Bell Customer Slapped $4,000 CAD Fine for ‘Intolerable Racist Conduct’

The Montreal Gazette reports that the Quebec Tribunal of Human Rights has handed down a $4,000 CAD fine to a man for “intolerable racist conduct” on a call with a Bell Canada customer service agent in 2016.

According to the report, the caller in question, Jean-François Éthier, called to cancel his service. When the agent, Mohamed Jied, mentioned his first name to the Éthier, the recording shows that the call broke down into a fight, with Éthier shouting racist insults.

“Take your bags, take your turban and get out of Quebec,” the caller says at one part during the recorded conversation, to which Jied replies: “I am Canadian.”

The two individuals started hurling insults at one another. “Get f—ed, okay? Young man, f— you …,” Jied said. The caller replied: “You are all terrorists. That is guaranteed.”

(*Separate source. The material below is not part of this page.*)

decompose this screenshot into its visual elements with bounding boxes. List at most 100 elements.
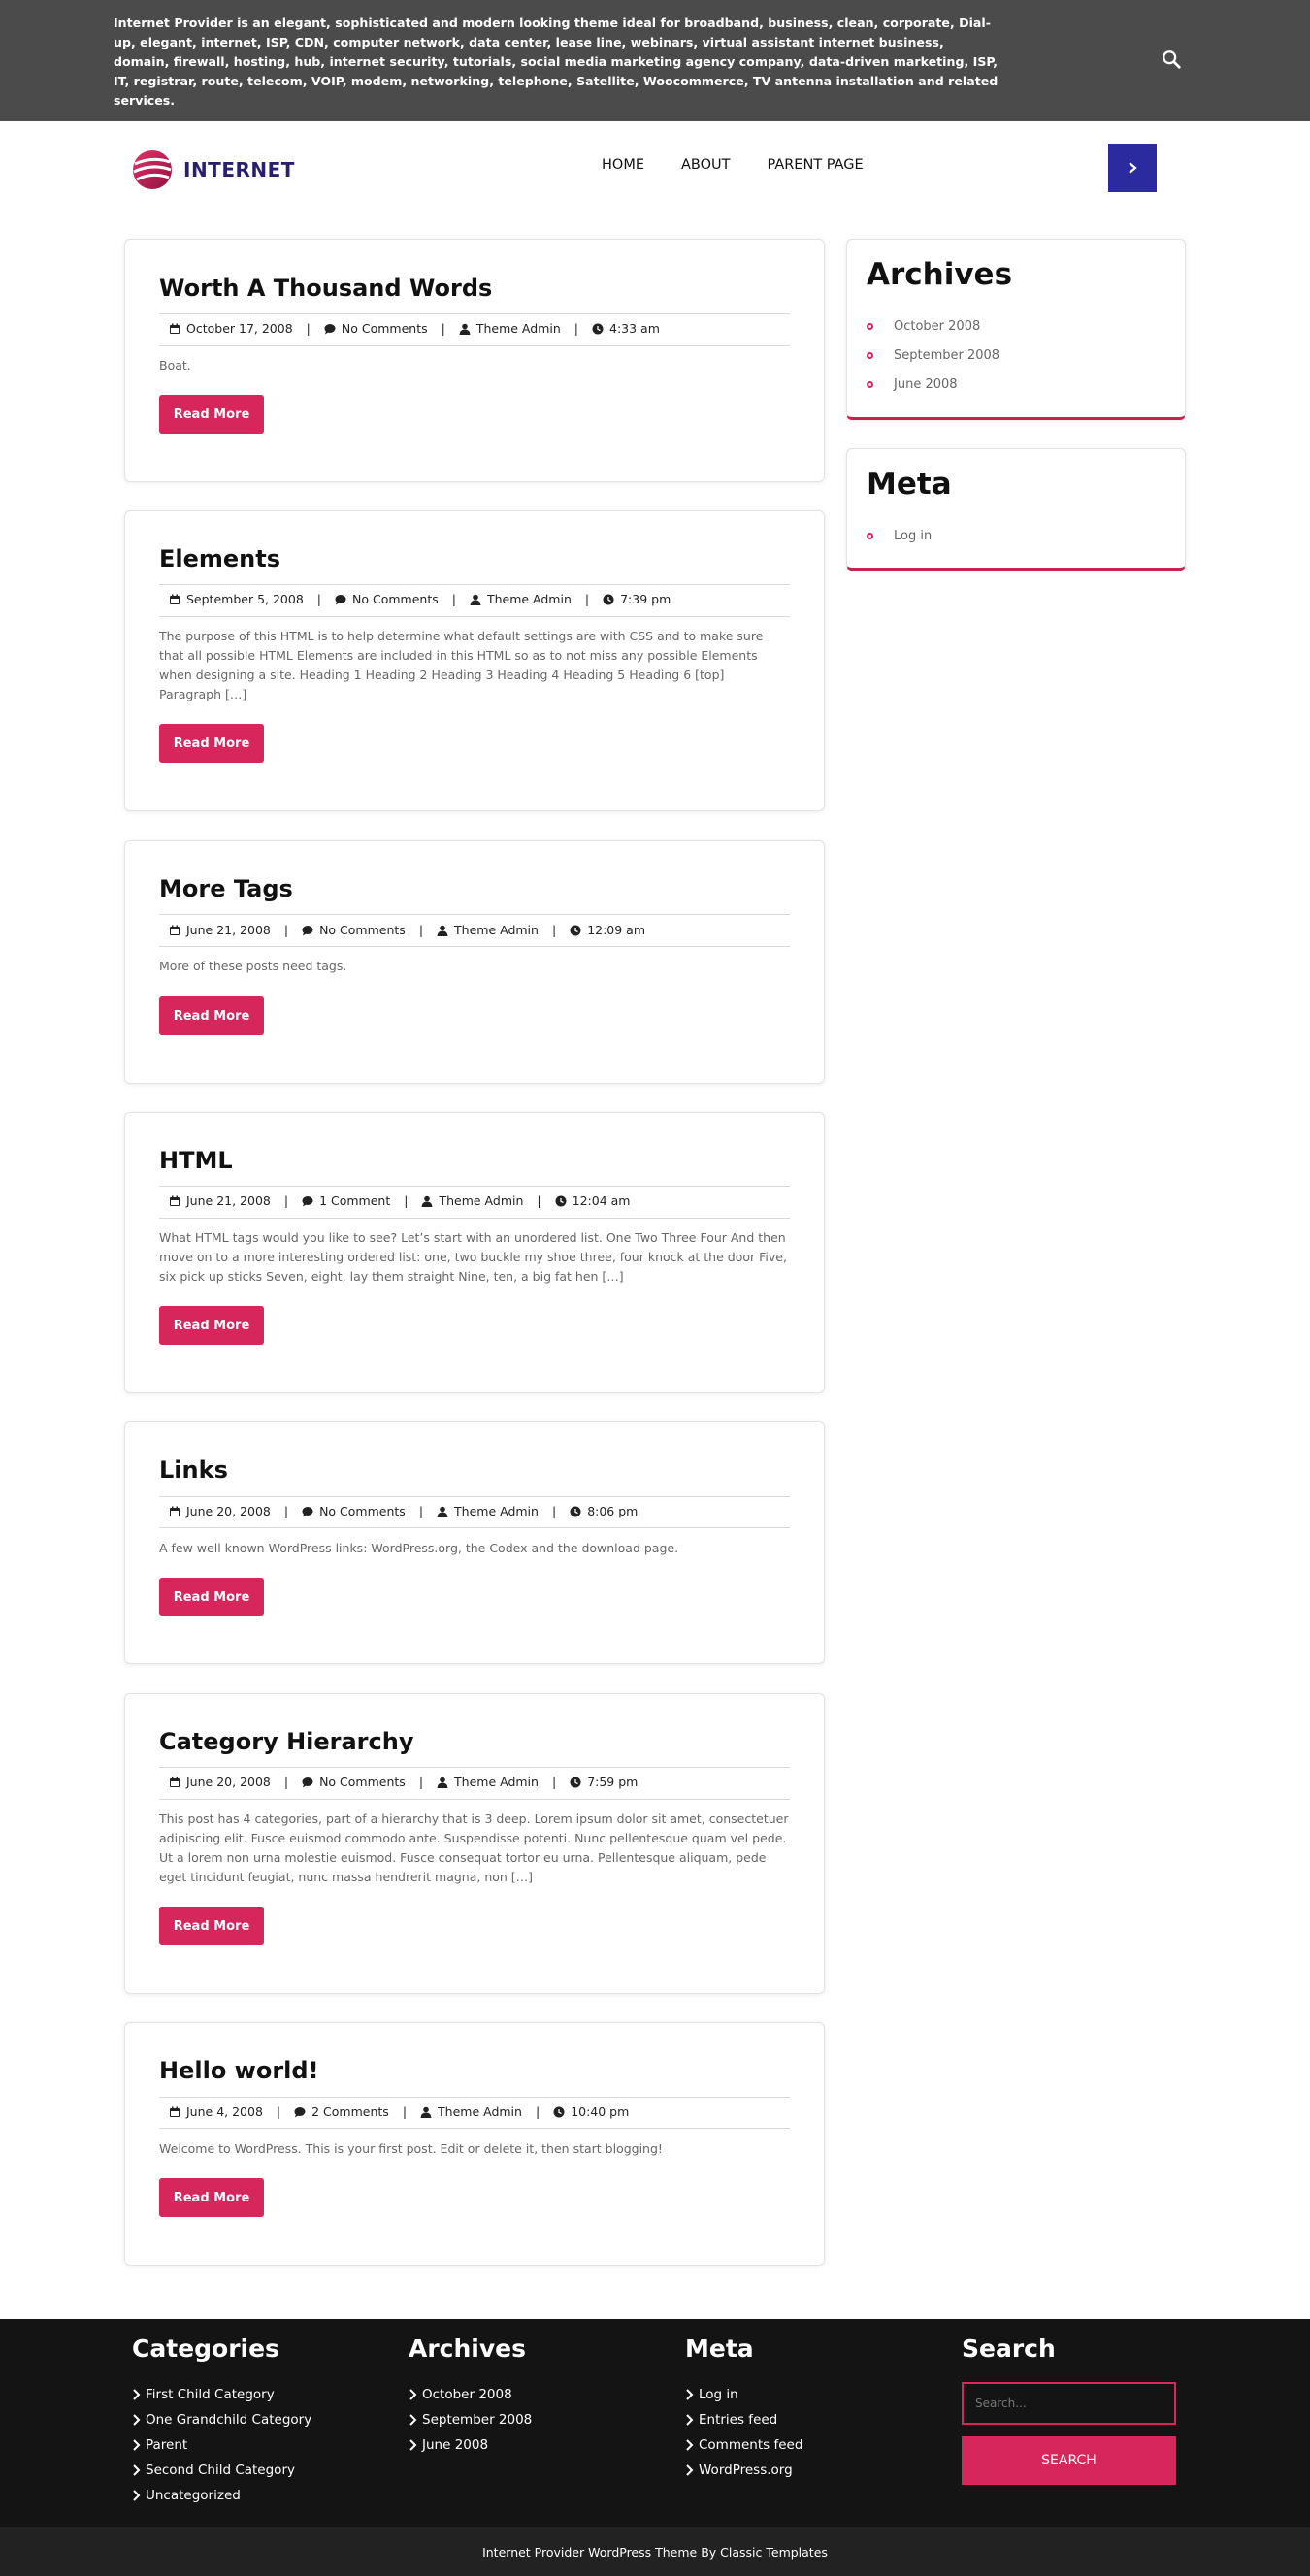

The Montreal Gazette sheds some light on what happened next:

Jied, who worked in the customer retention department for Nordia Inc., which handles customer service calls for Bell Canada. Jied was suspended six days later and fired four days after that, but he successfully appealed the decision at a Feb. 5 labour board hearing.

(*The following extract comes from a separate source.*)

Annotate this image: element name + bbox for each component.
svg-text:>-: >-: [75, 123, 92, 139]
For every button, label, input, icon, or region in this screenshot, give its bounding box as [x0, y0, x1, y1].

At the labour board hearing, Jied said he took a break after the call and tried to call Éthier back three times to apologize, which is against company policy to do without permission. Jied said he was sent to voicemail and did not leave a message, but Nordia said the calls lasted nine minutes, three minutes, and 34 seconds, and concluded that Jied was attempting to intimidate the client. It said Jied “severely” insulted the client and threatened him by saying “I have your address here, friend, we’ll see” during the initial call.




Jied then successfully appealed the decision at a labour board hearing and the case went before the Quebec Human Rights Tribunal.

“Discriminatory language, because of its hostility and intensity, constitutes intolerable racist conduct in a free and democratic society with such fundamental values as those underlying the Charter Of Rights,” wrote judge Mario Gervais in his ruling.  

“The words spoken cross the high threshold required in case law to constitute a discriminatory infringement of Mr. Jied’s right to dignity,” Gervaise continued.

The judge also wrote the caller’s words sought to deliberately “denigrate and humiliate” Jied by “attacking his personal characteristics.”